|“Terminator: Death Valley” now available on iTunes/Apple App Store|
Dark Horse released on Monday its first digital comics formatted for the iPhone and iPod touch devices. “Terminator: Death Valley,” a four-issue miniseries by Alan Grant and Steve Pugh — originally published in 1998 — is now available in the Apple Apps Store/iTunes as a series of four “apps” priced at $0.99 each. The company’s press release noted the miniseries was chosen to coincide with upcoming “Terminator: Salvation” film starring Christian Bale. CBR News caught up with Dark Horse publisher Mike Richardson for a quick chat about Dark Horse’s new digital initiative.
“We’re excited about [the iPhone] as a new way of extending our reach with the content we have,” Richardson told CBR. “We were one of the first to do Terminator comics — as you know, these days everyone is starting a Terminator series, and we just thought we would reestablish our claim as the original and best Terminator,” Richardson explained, alluding to the fact that because “Terminator” and “Terminator 2” are distinct licenses, it is possible for multiple publishers to legitimately produce comics based on the series of films. Dark Horse’s original “Terminator” series, which began in 1990, is collected in multiple omnibus editions, and Richardson said that a new series will be officially announced at this year’s Comic-Con International in San Diego.
“[This iPhone initiative is] three beginnings for us: it’s the beginning of a re-association with Terminator. It’s also our first step into electronic presentation of our material, and it’s the beginning of a program in which we plan to be innovators,” Richardson said.
While there are emerging media companies dedicated to translating existing comics into iPhone-ready content, Dark Horse notably developed “Terminator,” their first iPhone app, in-house. “We have in-house our internet guys who are all chomping at the bit to work on this stuff,” Richardson said. The company is often commended for its high production values with print comics and, though acknowledging that producing digital material can require a different set of skills, Richardson said “right now we have people with those skills on staff.”

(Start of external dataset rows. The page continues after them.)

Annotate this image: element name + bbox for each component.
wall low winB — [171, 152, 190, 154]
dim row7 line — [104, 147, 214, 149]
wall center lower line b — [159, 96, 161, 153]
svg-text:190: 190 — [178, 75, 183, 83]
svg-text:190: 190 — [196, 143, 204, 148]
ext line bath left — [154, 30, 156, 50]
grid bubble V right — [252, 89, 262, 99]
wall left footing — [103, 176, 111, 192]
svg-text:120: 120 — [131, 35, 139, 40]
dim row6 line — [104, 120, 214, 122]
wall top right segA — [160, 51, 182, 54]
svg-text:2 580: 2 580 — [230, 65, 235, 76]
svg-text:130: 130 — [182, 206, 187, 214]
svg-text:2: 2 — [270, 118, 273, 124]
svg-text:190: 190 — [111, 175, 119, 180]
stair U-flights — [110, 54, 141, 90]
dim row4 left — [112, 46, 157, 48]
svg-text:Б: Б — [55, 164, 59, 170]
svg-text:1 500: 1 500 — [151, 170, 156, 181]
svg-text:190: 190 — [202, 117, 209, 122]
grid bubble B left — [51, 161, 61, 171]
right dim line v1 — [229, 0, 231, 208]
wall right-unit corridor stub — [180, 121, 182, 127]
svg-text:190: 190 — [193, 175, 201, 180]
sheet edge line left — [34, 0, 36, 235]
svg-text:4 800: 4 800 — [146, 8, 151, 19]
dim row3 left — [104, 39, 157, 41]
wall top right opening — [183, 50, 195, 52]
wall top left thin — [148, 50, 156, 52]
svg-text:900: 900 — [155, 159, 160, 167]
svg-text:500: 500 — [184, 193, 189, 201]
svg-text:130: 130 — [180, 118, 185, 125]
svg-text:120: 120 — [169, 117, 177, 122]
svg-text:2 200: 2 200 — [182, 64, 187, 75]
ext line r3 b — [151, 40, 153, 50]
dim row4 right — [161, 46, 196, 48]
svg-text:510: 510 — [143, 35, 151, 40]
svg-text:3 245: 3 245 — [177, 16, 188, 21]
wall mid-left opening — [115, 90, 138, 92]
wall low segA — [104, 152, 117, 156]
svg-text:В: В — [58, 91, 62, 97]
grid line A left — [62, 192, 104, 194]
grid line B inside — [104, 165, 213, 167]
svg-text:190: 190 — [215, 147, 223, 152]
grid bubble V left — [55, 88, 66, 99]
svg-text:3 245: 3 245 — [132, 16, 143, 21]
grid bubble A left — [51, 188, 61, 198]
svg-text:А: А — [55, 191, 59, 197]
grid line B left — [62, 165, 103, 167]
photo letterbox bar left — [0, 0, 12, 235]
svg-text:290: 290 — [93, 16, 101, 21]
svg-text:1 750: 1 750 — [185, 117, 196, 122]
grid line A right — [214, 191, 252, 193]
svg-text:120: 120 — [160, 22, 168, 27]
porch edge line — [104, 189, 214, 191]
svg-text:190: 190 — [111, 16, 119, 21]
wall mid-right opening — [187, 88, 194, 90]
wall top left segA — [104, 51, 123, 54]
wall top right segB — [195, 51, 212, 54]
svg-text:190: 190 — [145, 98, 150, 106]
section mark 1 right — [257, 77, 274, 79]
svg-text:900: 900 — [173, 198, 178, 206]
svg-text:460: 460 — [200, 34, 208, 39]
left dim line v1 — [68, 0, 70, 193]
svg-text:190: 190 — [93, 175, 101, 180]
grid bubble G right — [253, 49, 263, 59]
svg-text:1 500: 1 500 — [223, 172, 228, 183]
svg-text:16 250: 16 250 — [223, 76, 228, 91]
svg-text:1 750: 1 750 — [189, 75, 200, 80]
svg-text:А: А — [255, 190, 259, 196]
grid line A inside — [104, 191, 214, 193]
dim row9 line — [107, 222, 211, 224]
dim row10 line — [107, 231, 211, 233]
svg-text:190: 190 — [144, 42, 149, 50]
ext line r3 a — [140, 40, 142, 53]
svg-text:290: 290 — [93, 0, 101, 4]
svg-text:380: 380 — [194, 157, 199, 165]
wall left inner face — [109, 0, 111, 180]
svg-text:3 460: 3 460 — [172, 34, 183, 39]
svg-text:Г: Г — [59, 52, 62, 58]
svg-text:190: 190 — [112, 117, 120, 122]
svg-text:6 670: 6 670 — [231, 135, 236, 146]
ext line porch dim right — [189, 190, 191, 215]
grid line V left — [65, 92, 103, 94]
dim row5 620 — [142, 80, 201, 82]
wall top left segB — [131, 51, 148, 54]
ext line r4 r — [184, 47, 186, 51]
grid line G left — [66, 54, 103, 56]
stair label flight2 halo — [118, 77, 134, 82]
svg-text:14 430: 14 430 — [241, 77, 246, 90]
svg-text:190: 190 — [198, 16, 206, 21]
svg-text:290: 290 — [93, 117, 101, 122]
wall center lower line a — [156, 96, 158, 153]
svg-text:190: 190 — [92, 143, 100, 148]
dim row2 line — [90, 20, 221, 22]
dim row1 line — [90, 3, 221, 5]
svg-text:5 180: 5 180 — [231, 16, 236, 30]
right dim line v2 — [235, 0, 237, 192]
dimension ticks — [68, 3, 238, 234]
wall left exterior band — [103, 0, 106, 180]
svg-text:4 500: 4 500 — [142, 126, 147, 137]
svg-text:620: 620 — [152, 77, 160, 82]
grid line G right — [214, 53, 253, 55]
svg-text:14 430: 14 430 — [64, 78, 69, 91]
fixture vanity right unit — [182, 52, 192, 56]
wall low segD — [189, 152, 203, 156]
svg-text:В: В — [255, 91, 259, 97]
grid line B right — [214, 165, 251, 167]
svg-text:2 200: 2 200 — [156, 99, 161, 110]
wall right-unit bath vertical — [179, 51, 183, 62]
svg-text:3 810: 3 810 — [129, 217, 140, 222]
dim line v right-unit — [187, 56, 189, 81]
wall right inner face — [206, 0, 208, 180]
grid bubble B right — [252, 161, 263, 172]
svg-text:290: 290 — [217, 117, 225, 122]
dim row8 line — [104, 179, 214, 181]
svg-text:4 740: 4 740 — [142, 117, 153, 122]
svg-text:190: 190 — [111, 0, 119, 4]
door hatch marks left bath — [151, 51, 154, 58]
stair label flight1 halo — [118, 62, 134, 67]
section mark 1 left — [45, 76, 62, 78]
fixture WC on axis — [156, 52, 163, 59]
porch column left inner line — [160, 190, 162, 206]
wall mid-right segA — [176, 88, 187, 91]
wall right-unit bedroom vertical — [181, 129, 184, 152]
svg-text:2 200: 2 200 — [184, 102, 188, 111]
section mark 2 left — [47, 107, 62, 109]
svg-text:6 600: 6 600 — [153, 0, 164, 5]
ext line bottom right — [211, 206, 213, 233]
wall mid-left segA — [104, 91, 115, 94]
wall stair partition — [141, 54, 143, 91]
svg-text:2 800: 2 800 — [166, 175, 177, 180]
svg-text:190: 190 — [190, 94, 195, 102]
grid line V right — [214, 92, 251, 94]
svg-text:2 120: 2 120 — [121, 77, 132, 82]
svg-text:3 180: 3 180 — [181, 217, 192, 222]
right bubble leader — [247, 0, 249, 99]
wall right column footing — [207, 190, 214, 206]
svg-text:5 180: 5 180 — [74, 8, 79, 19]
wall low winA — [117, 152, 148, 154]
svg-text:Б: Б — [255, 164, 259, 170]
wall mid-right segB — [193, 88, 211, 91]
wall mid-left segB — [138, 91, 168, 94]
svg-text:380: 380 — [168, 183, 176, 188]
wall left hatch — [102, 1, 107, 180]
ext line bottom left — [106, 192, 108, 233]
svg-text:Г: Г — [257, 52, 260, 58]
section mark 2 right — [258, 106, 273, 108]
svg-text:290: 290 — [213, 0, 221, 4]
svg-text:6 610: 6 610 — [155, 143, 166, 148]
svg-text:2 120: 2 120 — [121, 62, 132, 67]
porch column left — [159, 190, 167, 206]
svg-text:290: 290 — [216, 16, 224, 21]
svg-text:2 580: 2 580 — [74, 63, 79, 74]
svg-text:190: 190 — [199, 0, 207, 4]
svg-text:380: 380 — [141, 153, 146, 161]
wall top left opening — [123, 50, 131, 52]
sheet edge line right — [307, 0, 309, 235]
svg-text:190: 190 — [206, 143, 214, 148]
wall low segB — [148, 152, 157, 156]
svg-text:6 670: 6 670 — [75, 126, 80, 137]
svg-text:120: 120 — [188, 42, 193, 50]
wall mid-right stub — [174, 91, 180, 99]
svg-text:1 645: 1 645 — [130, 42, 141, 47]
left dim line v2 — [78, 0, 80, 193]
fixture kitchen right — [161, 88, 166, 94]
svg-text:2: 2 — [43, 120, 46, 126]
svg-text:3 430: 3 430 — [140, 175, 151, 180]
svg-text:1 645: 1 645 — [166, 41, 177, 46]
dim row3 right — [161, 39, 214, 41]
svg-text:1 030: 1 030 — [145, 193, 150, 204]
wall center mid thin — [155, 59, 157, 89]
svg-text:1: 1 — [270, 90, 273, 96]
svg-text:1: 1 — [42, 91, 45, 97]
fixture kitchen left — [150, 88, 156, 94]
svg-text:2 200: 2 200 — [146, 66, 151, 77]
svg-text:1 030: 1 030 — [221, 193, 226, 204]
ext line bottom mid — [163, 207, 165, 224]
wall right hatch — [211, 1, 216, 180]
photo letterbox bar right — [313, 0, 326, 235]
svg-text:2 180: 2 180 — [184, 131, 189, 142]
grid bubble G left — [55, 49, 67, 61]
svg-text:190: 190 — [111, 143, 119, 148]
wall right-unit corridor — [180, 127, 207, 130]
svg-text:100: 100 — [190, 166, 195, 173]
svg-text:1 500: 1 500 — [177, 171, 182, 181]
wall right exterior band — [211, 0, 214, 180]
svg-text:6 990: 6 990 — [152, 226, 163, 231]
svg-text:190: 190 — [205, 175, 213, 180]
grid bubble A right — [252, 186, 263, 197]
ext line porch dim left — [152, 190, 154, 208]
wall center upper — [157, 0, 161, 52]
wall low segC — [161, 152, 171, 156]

|Screens from “Terminator: Death Valley”|
The “Terminator: Death Valley” comics will be reformatted to display one panel at a time in landscape display, with the option of flipping through pages, transitioning with swipes or fades, or setting a timer to turn pages automatically.
The publisher gave no hints as to what Dark Horse comics would follow “Terminator: Death Valley” onto the iPhone, but upcoming titles will be selected by Richardson in coordination with designers, editors, and series artists to determine suitability for the format. “We’re going to be very ambitious,” Richardson said. “We’ve always tried to be the best at everything we do, and this will be no different. It’s one of the reasons we’ve held back up to this point, because we’ve wanted to make sure we can do a great job in presenting the material, and we also wanted to make sure the delivery systems were able to deliver the material in the way that we wanted it ourselves.”
As to whether Dark Horse would explore formatting its comics for other mobile platforms, such as Google Android phones, the option is certainly on the table. “We’re actually talking to a number of companies about a number of different platforms,” Richardson said.